Their findings, published in , American Journal of Human Biology,  , offers new insights into how humans can cultivate deep states of focus.
” If we can understand this process better, we may be able to help more people access deep states of tranquility and bliss for themselves”, said Lifshitz.
Our findings may also contribute to the promotion of a sense of commonality and reciprocal respect between spiritual traditions. Despite differences in beliefs, we are all sharing a human experience”.
A common pathway to bliss
The researchers discovered that both jhna meditators and those who speak in tongues engage in a strengthening cycle, where they concentrate their attention on an object, such as the breath in meditation or the presence of God in prayer, which causes a sense of joy.
This joy makes attention feel effortless, leading to a feeling of surrender, which deepens the experience.
This spiraling dynamic, which leads to increasingly deep and effortless bliss, is a novel idea according to Lifshitz, according to the psychological sciences. It’s fascinating that these radically different spiritual traditions appear to have discovered and used it differently.
Researchers sought the firsthand accounts of Buddhist meditation retreats and evangelical Christian worship services in the United States to discover this connection. They also recorded the practitioners ‘ brain activity.
Although detailed neurobiological data are still being analyzed, early findings suggest that both practices involve a cognitive shift that allows for a uniquely immersive experience.
The next step involves employing brain imaging techniques to track the physiological changes that take place as attention, arousal, and release take shape in real time.
About the study
” The Spiral of Attention, Arousal, and Release: A Comparative Phenomenology of Jhāna Meditation and Speaking in Tongues” by Josh Brahinsky, Jonas Mago, Mark Miller, Shaila Catherine and Michael Lifshitz , was published in , American Journal of Human Biology.  ,
Funding: The study was supported by the US National Science Foundation and the Templeton Foundation.
About this news from neurotheology research
Author: Keila DePape
Source: McGill University
Contact: Keila DePape – McGill University
Image: The image is credited to Neuroscience News
Original Research: Open access.
” The Spiral of Attention, Arousal, and Release: A Comparative Phenomenology of Jhāna Meditation and Speaking in Tongues” by Michael Lifshitz et al.
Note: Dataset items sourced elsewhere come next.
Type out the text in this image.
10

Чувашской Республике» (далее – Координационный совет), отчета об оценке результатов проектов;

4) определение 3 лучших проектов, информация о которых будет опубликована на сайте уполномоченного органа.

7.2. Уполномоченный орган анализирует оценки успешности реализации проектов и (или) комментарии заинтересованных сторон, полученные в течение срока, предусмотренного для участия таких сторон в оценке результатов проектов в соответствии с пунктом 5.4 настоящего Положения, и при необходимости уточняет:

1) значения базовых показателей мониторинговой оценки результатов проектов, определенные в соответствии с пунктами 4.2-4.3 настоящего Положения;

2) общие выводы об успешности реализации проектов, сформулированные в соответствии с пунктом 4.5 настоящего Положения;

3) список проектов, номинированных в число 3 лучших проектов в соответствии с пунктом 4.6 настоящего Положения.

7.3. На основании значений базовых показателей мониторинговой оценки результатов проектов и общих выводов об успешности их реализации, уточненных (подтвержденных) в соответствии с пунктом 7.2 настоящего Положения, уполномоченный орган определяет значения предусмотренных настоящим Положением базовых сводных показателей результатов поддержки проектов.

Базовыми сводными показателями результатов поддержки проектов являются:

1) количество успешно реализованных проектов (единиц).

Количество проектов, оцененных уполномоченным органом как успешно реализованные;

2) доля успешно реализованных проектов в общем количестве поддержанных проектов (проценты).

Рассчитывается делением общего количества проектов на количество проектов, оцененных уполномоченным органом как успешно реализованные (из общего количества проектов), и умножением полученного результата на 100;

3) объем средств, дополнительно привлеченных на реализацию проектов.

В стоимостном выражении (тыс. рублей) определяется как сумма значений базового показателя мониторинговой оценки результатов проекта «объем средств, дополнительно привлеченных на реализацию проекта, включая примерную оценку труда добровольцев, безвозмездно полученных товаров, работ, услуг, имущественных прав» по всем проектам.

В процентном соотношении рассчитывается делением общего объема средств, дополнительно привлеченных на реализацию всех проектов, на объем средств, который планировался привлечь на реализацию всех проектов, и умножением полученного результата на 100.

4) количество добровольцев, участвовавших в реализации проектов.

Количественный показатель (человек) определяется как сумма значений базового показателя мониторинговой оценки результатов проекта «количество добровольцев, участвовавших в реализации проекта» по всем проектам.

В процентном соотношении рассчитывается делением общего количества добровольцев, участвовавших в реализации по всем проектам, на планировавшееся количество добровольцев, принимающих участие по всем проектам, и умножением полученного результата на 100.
American Journal of Human Biology
Abstract
The Spiral of Attention, Arousal, and Release: A Comparative Phenomenology of Jhāna Meditation and Speaking in Tongues
Buddhist chanting and the Christian art of tongue-speaking appear to be wildly distinct.
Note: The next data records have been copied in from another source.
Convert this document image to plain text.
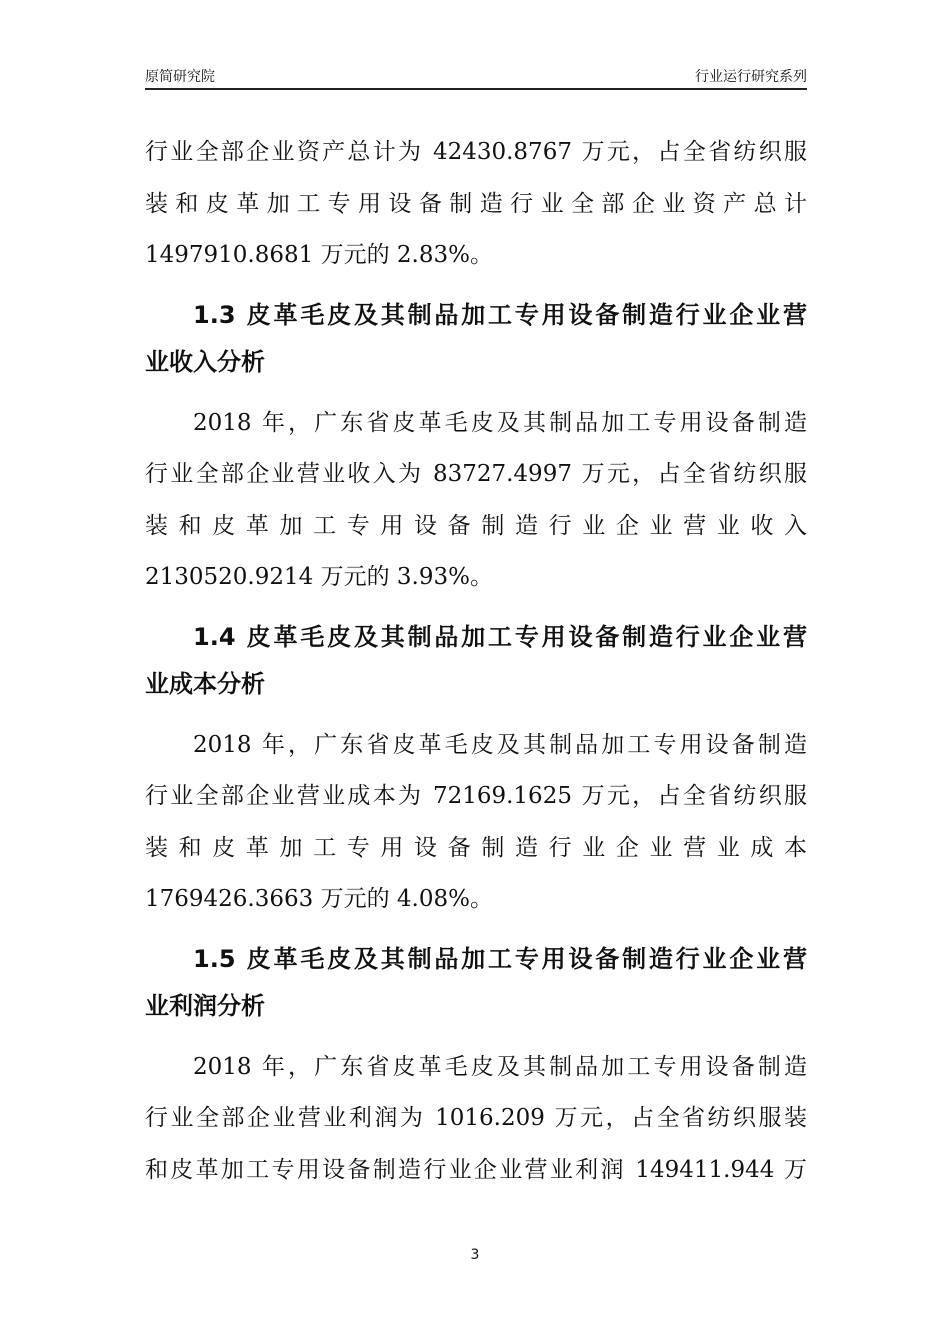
原简研究院	行业运行研究系列
行业全部企业资产总计为 42430.8767 万元，占全省纺织服
装和皮革加工专用设备制造行业全部企业资产总计
1497910.8681 万元的 2.83%。
1.3 皮革毛皮及其制品加工专用设备制造行业企业营
业收入分析
2018 年，广东省皮革毛皮及其制品加工专用设备制造
行业全部企业营业收入为 83727.4997 万元，占全省纺织服
装和皮革加工专用设备制造行业企业营业收入
2130520.9214 万元的 3.93%。
1.4 皮革毛皮及其制品加工专用设备制造行业企业营
业成本分析
2018 年，广东省皮革毛皮及其制品加工专用设备制造
行业全部企业营业成本为 72169.1625 万元，占全省纺织服
装和皮革加工专用设备制造行业企业营业成本
1769426.3663 万元的 4.08%。
1.5 皮革毛皮及其制品加工专用设备制造行业企业营
业利润分析
2018 年，广东省皮革毛皮及其制品加工专用设备制造
行业全部企业营业利润为 1016.209 万元，占全省纺织服装
和皮革加工专用设备制造行业企业营业利润 149411.944 万
3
These spiritual techniques differ in their ethical, theological, and historical frames and seem, from the outside, to produce markedly different states of consciousness—one a state of utter calm and the other of high emotional arousal.
However, our phenomenological interviews with seasoned US practitioners revealed significant areas of convergence.
Practitioners in both traditions point to a dynamic relationship between focused attention, aroused joy, and a sense of release, which they believe is essential to their practice.
This paper highlights these common phenomenological characteristics and explores possible underlying mechanisms.
We think that these practices engage an autonomic field created by a spiral between attention, arousal, and release ( AAR ) by looking at our phenomenological data from various theories of brain function, including sensory gating and predictive processing.